死にに行く。ナイフと馬人間と
馬人間との対話

馬の顔をした人間。


最初は驚き良く見たが、確かに顔は馬で身体は人間だった。


リアルな馬の顔だったが、最初は驚いたが直ぐに慣れた。


「死ぬのは構わないよな。充分生きたよ。四十二か。」


馬人間が喋る。


くぐもったような声で男なのか女なのか判断が出来なかったが、何処かで聞いたような気もした。


僕の年齢も当たっていた。


「そりゃ色々あるよな。死ぬのは構わないが謝ってくれよ。」



僕は、一体馬人間が何を謝って欲しいのかさっぱり分からずに聞いた。



「何を謝るんだ。謝る事が有りすぎて分からんよ。」



「あの時俺の頭を割っただろう。あの後俺は仕事を辞めさせられて三年後に病気でこの世から去ったんだよ。」



なんの事だが分からずに不思議な顔をすると、馬人間が、イライラしたような声を出した。

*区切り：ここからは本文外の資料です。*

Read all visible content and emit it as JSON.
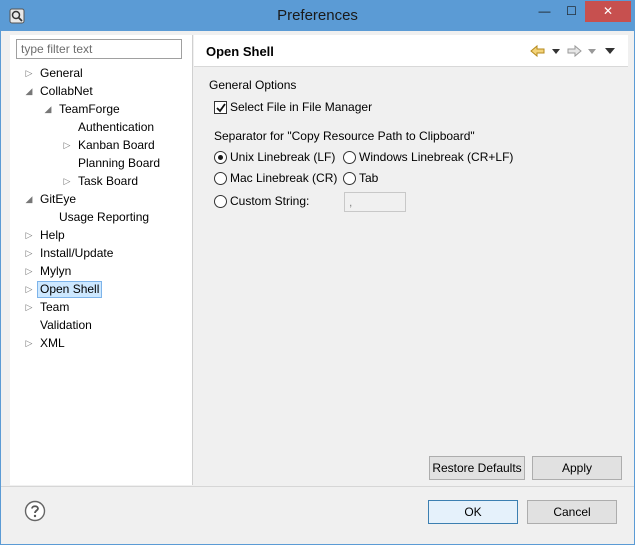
{
  "window": {
    "title": "Preferences",
    "min_symbol": "—",
    "max_symbol": "☐",
    "close_symbol": "✕"
  },
  "filter": {
    "placeholder": "type filter text",
    "value": ""
  },
  "tree": {
    "items": [
      {
        "label": "General",
        "arrow": "▷"
      },
      {
        "label": "CollabNet",
        "arrow": "◢"
      },
      {
        "label": "TeamForge",
        "arrow": "◢"
      },
      {
        "label": "Authentication",
        "arrow": ""
      },
      {
        "label": "Kanban Board",
        "arrow": "▷"
      },
      {
        "label": "Planning Board",
        "arrow": ""
      },
      {
        "label": "Task Board",
        "arrow": "▷"
      },
      {
        "label": "GitEye",
        "arrow": "◢"
      },
      {
        "label": "Usage Reporting",
        "arrow": ""
      },
      {
        "label": "Help",
        "arrow": "▷"
      },
      {
        "label": "Install/Update",
        "arrow": "▷"
      },
      {
        "label": "Mylyn",
        "arrow": "▷"
      },
      {
        "label": "Open Shell",
        "arrow": "▷",
        "selected": true
      },
      {
        "label": "Team",
        "arrow": "▷"
      },
      {
        "label": "Validation",
        "arrow": ""
      },
      {
        "label": "XML",
        "arrow": "▷"
      }
    ]
  },
  "page": {
    "title": "Open Shell",
    "section_title": "General Options",
    "select_file_label": "Select File in File Manager",
    "select_file_checked": true,
    "separator_label": "Separator for \"Copy Resource Path to Clipboard\"",
    "radios": {
      "unix": "Unix Linebreak (LF)",
      "windows": "Windows Linebreak (CR+LF)",
      "mac": "Mac Linebreak (CR)",
      "tab": "Tab",
      "custom": "Custom String:"
    },
    "selected_radio": "unix",
    "custom_value": ","
  },
  "buttons": {
    "restore": "Restore Defaults",
    "apply": "Apply",
    "ok": "OK",
    "cancel": "Cancel"
  },
  "colors": {
    "titlebar": "#5b9bd5",
    "close": "#c7504f",
    "selection": "#cde8ff"
  }
}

「さすが、その後もあちこちで暴力沙汰を起こしてるだけに思い出せないか?」



僕は、あ!っと思った。



あのタイ人だと気付いた。


そういう風に見れば、馬の顔の中に何かあのタイ人の面影があるような気がした。


馬の顔に人間の面影が等とおかしな事だが、死のうと思った時にあのタイ人との事を思い出したのも必然性があったのかも知れないと思った。


或いは、あのタイ人の事を思い出したから馬の顔にタイ人の面影を見いだしたのだろうか?